Why? What if later somebody claims you gave them that check as a gift, and never paid off the debt. Or that check was just a utility deposit; you never paid the rent. Or, the very real chance that the invoice got lost (in fact, don’t routine invoices usually instruct the check writer to include the account # just for this purpose?).
It’s just another (albeit minor) layer of ensuring that your wishes are fulfilled, similar to writing out the amount in addition to putting in the numeric digits.
I think it odd somebody wouldn’t do that.
This is very plausible, and what one might reasonably expect. The Post Office does this with mail that the automated scanners can’t make out. They have a central office(s) somewhere with people chained to computer screens. They see images of the unreadable scans, and they type the addresses into the computer by hand if they can make out what it says. (I picture this as the type of job for Amazon Mechanical Turks to be doing.)
That said, I still believe that automated scanners only care about the amount (as written in figures, not the words), and the account and routing numbers.
The party receiving the check may find the information useful, if the originator puts useful stuff there. Moriarty mentions several kinds of useful information. (If I’m paying and there’s some kind of account number, I write it in BIG BOLD RED CAPS at the top above the place where my name is printed.)
Another useful thing to put in the memo line: If you are paying an invoice or similar document, put the invoice number there. This helps the accountant or bookkeeper at the receiving end make sure he gets your check recorded against the correct invoice. The memo line exists for exactly things like that. The bank certainly doesn’t care. (Unless, as ALOHA HATER says, it gives some empirical clues about the validity of the check.)
Even if the payee doesn’t correct an illegible payee name like that, the bank might not care too much. This is especially likely if the payee who presents the check is a large well-known well-established reputable private or government institution. They would typically present a whole stack of incoming checks at a time, and there would be little suspicion that they are acting fraudulently.
I’ve even occasionally forgotten to sign a check, and it went through. The case I remember, it was a payment to such a (private) organization, and the amount was about what would be expected, so every bank in the process accepted it. When I got the check back (these were the days when you got checks back), there was a rubber stamp saying something to the effect “Payment accepted without signature” or something like that.
ETA: You could even send a check with the payee line left blank, and the payee would probably rubber-stamp his own (corporate) name there, without raising any eyebrows.

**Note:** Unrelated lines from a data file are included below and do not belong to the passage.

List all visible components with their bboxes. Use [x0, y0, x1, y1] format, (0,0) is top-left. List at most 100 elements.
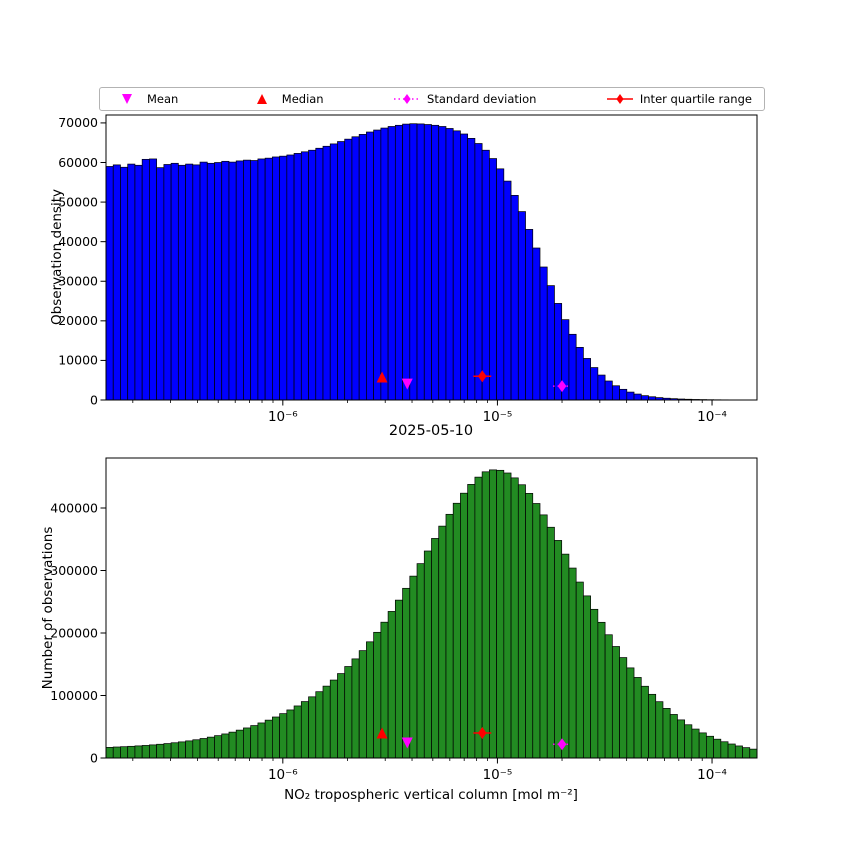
histogram-bar: [134, 164, 143, 401]
histogram-bar: [315, 691, 324, 759]
histogram-bar: [351, 136, 360, 401]
histogram-bar: [315, 147, 324, 401]
observation-counts-plot-border: [105, 457, 758, 759]
histogram-bar: [626, 391, 635, 401]
histogram-bar: [546, 285, 555, 401]
observation-counts-bars: [105, 469, 758, 759]
std-marker: [557, 380, 567, 393]
iqr-marker: [477, 727, 487, 739]
histogram-bar: [662, 708, 671, 759]
legend-label-mean: Mean: [147, 92, 179, 106]
histogram-bar: [749, 748, 758, 759]
histogram-bar: [517, 211, 526, 401]
observation-counts-y-axis: 0 100000 200000 300000 400000: [50, 500, 106, 765]
histogram-bar: [655, 701, 664, 759]
histogram-bar: [293, 705, 302, 759]
legend-item-mean: Mean: [112, 92, 178, 106]
histogram-bar: [402, 123, 411, 401]
histogram-bar: [300, 151, 309, 401]
histogram-bar: [626, 667, 635, 759]
histogram-bar: [394, 124, 403, 401]
histogram-bar: [460, 133, 469, 401]
histogram-bar: [177, 741, 186, 759]
histogram-bar: [561, 553, 570, 759]
histogram-bar: [489, 469, 497, 759]
mean-marker: [401, 378, 413, 390]
histogram-bar: [380, 127, 389, 401]
median-marker: [376, 727, 388, 739]
histogram-bar: [734, 745, 743, 759]
histogram-bar: [243, 727, 252, 759]
observation-counts-chart: 10⁻⁶ 10⁻⁵ 10⁻⁴ 0 100000 200000 300000 400000: [50, 457, 758, 783]
histogram-bar: [640, 395, 649, 401]
x-tick-label: 10⁻⁵: [483, 409, 513, 425]
histogram-bar: [366, 641, 374, 759]
mean-marker-icon: [112, 92, 142, 106]
histogram-bar: [272, 156, 280, 401]
histogram-bar: [597, 374, 606, 401]
histogram-bar: [713, 738, 722, 759]
histogram-bar: [105, 166, 114, 401]
top-y-axis-label: Observation density: [49, 189, 65, 325]
histogram-bar: [206, 162, 215, 401]
x-tick-label: 10⁻⁶: [268, 767, 298, 783]
histogram-bar: [409, 575, 418, 759]
histogram-bar: [640, 685, 649, 759]
histogram-bar: [698, 732, 707, 759]
histogram-bar: [120, 746, 129, 759]
histogram-bar: [604, 634, 613, 759]
x-tick-label: 10⁻⁵: [483, 767, 513, 783]
histogram-bar: [568, 333, 577, 401]
legend-item-inter-quartile-range: Inter quartile range: [605, 92, 752, 106]
histogram-bar: [590, 608, 599, 759]
histogram-bar: [452, 130, 461, 401]
histogram-bar: [264, 719, 273, 759]
histogram-bar: [156, 167, 165, 401]
y-tick-label: 0: [90, 392, 98, 407]
histogram-bar: [279, 713, 288, 759]
y-tick-label: 60000: [58, 155, 98, 170]
histogram-bar: [221, 733, 230, 759]
y-tick-label: 400000: [50, 500, 98, 515]
histogram-bar: [185, 740, 194, 759]
histogram-bar: [467, 484, 476, 759]
histogram-bar: [337, 673, 346, 759]
bottom-y-axis-label: Number of observations: [40, 526, 56, 690]
histogram-bar: [134, 745, 143, 759]
y-tick-label: 20000: [58, 313, 98, 328]
x-axis-label: NO₂ tropospheric vertical column [mol m⁻…: [284, 787, 578, 803]
observation-counts-x-axis: 10⁻⁶ 10⁻⁵ 10⁻⁴: [132, 758, 727, 783]
histogram-bar: [677, 719, 686, 759]
histogram-bar: [481, 471, 490, 759]
y-tick-label: 40000: [58, 234, 98, 249]
histogram-bar: [568, 567, 577, 759]
histogram-bar: [496, 469, 505, 759]
y-tick-label: 70000: [58, 115, 98, 130]
histogram-bar: [503, 472, 512, 759]
histogram-bar: [684, 724, 693, 759]
x-tick-label: 10⁻⁴: [697, 767, 727, 783]
histogram-bar: [706, 735, 714, 759]
histogram-bar: [112, 164, 121, 401]
date-title: 2025-05-10: [388, 423, 474, 439]
histogram-bar: [554, 540, 563, 759]
histogram-bar: [445, 128, 454, 401]
observation-density-bars: [105, 123, 729, 401]
histogram-bar: [177, 164, 186, 401]
y-tick-label: 50000: [58, 194, 98, 209]
histogram-bar: [539, 266, 548, 401]
histogram-bar: [431, 124, 440, 401]
histogram-bar: [170, 162, 179, 401]
histogram-bar: [416, 563, 425, 759]
x-tick-label: 10⁻⁶: [268, 409, 298, 425]
histogram-bar: [264, 157, 273, 401]
histogram-bar: [583, 595, 591, 759]
observation-counts-stat-markers: [376, 727, 572, 751]
histogram-bar: [163, 164, 172, 401]
histogram-bar: [590, 367, 599, 401]
legend-label-inter-quartile-range: Inter quartile range: [639, 92, 752, 106]
legend-label-standard-deviation: Standard deviation: [427, 92, 537, 106]
histogram-bar: [727, 743, 736, 759]
histogram-bar: [532, 503, 541, 759]
histogram-bar: [214, 735, 223, 759]
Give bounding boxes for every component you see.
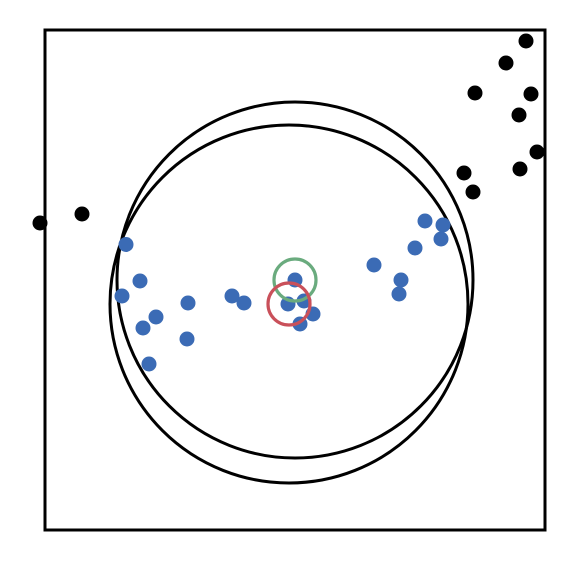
inlier-point — [135, 320, 151, 336]
outlier-point — [518, 33, 534, 49]
outlier-point — [467, 85, 483, 101]
center-marker-b-circle — [266, 281, 312, 327]
inlier-point — [366, 257, 382, 273]
inlier-point — [224, 288, 240, 304]
outlier-point — [465, 184, 481, 200]
inlier-point — [433, 231, 449, 247]
fitted-circles — [108, 100, 475, 485]
outlier-point — [74, 206, 90, 222]
data-points — [32, 33, 545, 372]
inlier-point — [180, 295, 196, 311]
fit-b-circle — [108, 123, 470, 485]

While a bank might give you a hard time, due to internal policies, legally, a check that has a payee left blank is a “bearer [negotiable] instrument”, which means that any person in possession can negotiate it by writing their name in as payee. There’s nothing fishy about it.
There are many good reasons why data entered in the comment line on a check can be useful. I have no problem with that; I use it myself, for my own purposes. Just as long as you know that the (comment) data is not read by any of the automatic processing pipeline and therefore has ZERO effect upon the track, route, value, or posting of the check under ordinary conditions. Any effect it might have relies upon a human detecting, reading, and interpreting whatever you put there, and since 99.99+% of all checks are never read by a human, prudence suggests that you act accordingly.